Apparemment, des jeunes se sont amusés à escalader ma voiture au milieu de la nuit. Enfin, c’est pas pour discriminer, mais les cris heureux entendus à 2 h ne semblaient pas émaner de mon propriétaire portugais ou de sa femme, même s’ils sont de nature guillerette. Ce matin, le toit et le capot sont incurvés comme si deux danseurs en ligne du centre communautaire en face de chez nous avaient pratiqué leur bachata sur ma hatchback.
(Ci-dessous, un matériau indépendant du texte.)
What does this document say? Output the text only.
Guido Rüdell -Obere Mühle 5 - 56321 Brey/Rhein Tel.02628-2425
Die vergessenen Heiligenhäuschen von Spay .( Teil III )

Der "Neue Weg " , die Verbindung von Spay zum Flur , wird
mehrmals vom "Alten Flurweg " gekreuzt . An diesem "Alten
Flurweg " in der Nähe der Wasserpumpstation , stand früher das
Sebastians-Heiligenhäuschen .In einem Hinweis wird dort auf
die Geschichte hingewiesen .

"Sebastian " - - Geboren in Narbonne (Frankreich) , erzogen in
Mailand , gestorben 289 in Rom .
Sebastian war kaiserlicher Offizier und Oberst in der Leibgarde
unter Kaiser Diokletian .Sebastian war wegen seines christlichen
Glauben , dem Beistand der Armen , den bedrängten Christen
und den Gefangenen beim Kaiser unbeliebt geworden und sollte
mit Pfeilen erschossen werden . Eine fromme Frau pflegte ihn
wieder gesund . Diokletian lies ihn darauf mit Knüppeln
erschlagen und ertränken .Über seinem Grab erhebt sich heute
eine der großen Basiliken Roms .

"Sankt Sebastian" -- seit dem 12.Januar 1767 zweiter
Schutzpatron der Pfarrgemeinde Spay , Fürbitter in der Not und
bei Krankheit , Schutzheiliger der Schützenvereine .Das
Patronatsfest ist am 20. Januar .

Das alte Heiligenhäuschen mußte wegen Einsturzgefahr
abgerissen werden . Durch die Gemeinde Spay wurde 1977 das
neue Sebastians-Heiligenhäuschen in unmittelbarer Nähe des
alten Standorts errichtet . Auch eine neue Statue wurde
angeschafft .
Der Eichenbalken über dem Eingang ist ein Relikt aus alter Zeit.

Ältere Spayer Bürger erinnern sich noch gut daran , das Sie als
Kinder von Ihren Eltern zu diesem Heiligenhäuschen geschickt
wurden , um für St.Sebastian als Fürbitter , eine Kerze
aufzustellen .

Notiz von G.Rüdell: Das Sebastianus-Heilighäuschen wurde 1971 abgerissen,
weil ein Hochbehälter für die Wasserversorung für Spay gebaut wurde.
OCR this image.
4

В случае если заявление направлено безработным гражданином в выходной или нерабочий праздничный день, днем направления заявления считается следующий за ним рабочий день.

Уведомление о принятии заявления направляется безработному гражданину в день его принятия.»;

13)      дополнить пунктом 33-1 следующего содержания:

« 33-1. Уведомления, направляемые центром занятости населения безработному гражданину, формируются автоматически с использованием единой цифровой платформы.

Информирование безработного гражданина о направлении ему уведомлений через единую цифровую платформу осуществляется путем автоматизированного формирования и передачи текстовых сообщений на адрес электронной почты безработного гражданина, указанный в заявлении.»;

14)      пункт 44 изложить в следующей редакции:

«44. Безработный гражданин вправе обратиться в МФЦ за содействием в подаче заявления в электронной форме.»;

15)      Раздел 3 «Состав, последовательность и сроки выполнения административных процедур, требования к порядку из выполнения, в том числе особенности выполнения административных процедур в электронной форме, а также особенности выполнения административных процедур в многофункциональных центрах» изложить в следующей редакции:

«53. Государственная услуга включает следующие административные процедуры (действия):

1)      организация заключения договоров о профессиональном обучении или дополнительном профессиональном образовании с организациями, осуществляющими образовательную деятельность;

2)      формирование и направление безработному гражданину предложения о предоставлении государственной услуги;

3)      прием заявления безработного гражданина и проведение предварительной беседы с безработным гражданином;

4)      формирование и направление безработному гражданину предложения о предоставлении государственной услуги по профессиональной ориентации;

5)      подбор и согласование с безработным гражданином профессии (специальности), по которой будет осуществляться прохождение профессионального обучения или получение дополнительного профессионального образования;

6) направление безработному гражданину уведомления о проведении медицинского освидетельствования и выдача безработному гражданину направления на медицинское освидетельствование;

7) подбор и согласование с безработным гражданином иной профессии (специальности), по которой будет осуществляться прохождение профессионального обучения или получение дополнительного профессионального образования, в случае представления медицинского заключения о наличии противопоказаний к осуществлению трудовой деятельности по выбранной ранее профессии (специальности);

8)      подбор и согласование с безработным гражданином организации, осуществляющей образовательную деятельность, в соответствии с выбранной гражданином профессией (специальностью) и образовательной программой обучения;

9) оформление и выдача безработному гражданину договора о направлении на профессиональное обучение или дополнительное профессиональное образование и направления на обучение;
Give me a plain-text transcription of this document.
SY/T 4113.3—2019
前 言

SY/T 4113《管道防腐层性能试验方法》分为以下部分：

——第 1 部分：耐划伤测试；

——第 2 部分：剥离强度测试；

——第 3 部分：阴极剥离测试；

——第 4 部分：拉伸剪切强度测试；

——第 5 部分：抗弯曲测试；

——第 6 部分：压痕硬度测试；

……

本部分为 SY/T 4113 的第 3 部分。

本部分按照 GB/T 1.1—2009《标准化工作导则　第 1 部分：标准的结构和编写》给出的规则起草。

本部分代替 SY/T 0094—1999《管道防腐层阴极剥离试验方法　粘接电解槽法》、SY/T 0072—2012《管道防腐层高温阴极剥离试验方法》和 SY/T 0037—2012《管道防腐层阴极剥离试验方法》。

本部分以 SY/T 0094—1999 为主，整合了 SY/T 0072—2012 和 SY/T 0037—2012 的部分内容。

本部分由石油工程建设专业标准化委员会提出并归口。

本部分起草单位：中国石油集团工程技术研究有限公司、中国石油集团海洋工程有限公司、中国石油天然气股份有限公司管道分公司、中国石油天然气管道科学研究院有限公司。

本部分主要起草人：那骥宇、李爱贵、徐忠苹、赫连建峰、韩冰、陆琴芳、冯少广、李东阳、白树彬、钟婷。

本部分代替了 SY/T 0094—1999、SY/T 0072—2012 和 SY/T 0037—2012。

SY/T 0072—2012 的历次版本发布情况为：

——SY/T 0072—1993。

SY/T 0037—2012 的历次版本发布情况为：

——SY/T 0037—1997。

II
Je ne suis pas colérique, et surtout, je suis calme devant la marde. « Bon. Tabarnak. » a été ma seule réaction. J’ai pensé au sigle de Mercedes que j’avais passionnément arraché, à 15 ans, pendant l’une de ces virées de banlieue où on ne faisait rien d’autre que déambuler dans les rues avec des mauvaises bières dans nos sacs à dos. Ou à la fois où on avait peut-être ou peut-être pas versé des Molson Dry, justement, dans une décapotable (allo maman). J’ai appelé ma compagnie d’assurances en me disant qu’au moins il y avait encore des jeunes qui jouaient dehors.

Pendant mes années d’université, alors que j’habitais à Pointe-St-Charles, un bruit en continu sous ma fenêtre m’avait réveillée en pleine nuit. Coudonc c’est ben tannant, que je m’étais dit. Comme cette nuit. Le lendemain, ma voisine était entrée chez moi en me lançant « Calice, quelqu’un a scié mon cadenas de vélo! » Woups. 
On s’était quand même tapé sur les cuisses en m’imaginant m’énerver dans mon lit tandis qu’un moustachu se sauvait sur un petit bicycle de fille. Ma voisine mesurait 4’10.

Des fois le vandalisme c’est drôle. Je cite en exemple ce bosquet de la colline parlementaire taillé en forme de pénis par un plaisantin. J’ai souri face à mon char aussi. Plus jeune, on a moins le sens des possessions, et pas vraiment la notion de conséquences. Des fois c’est une belle affaire, et je n’ai pas trouvé comment en vouloir à ceux qui avaient abusé de mon auto. C’est quand même juste un char, et le cycle qui recommence; à chacun sa place sur la roue qui tourne. Et c’est bon que madame Susie, la madame d’AXA qui me vouvoie malgré qu’on ait le même âge, serve à quelque chose.

On finit par s’ennuyer du temps où prendre un risque simple et con nous faisait sécréter une quantité magique d’endorphines. Adulte, c’est plus compliqué. J’ai pas tant envie de sauter en parachute ou de grimper une montagne orientale. J’ai ben le goût de grimper une clôture de piscine publique pour y plonger en bobettes, par exemple.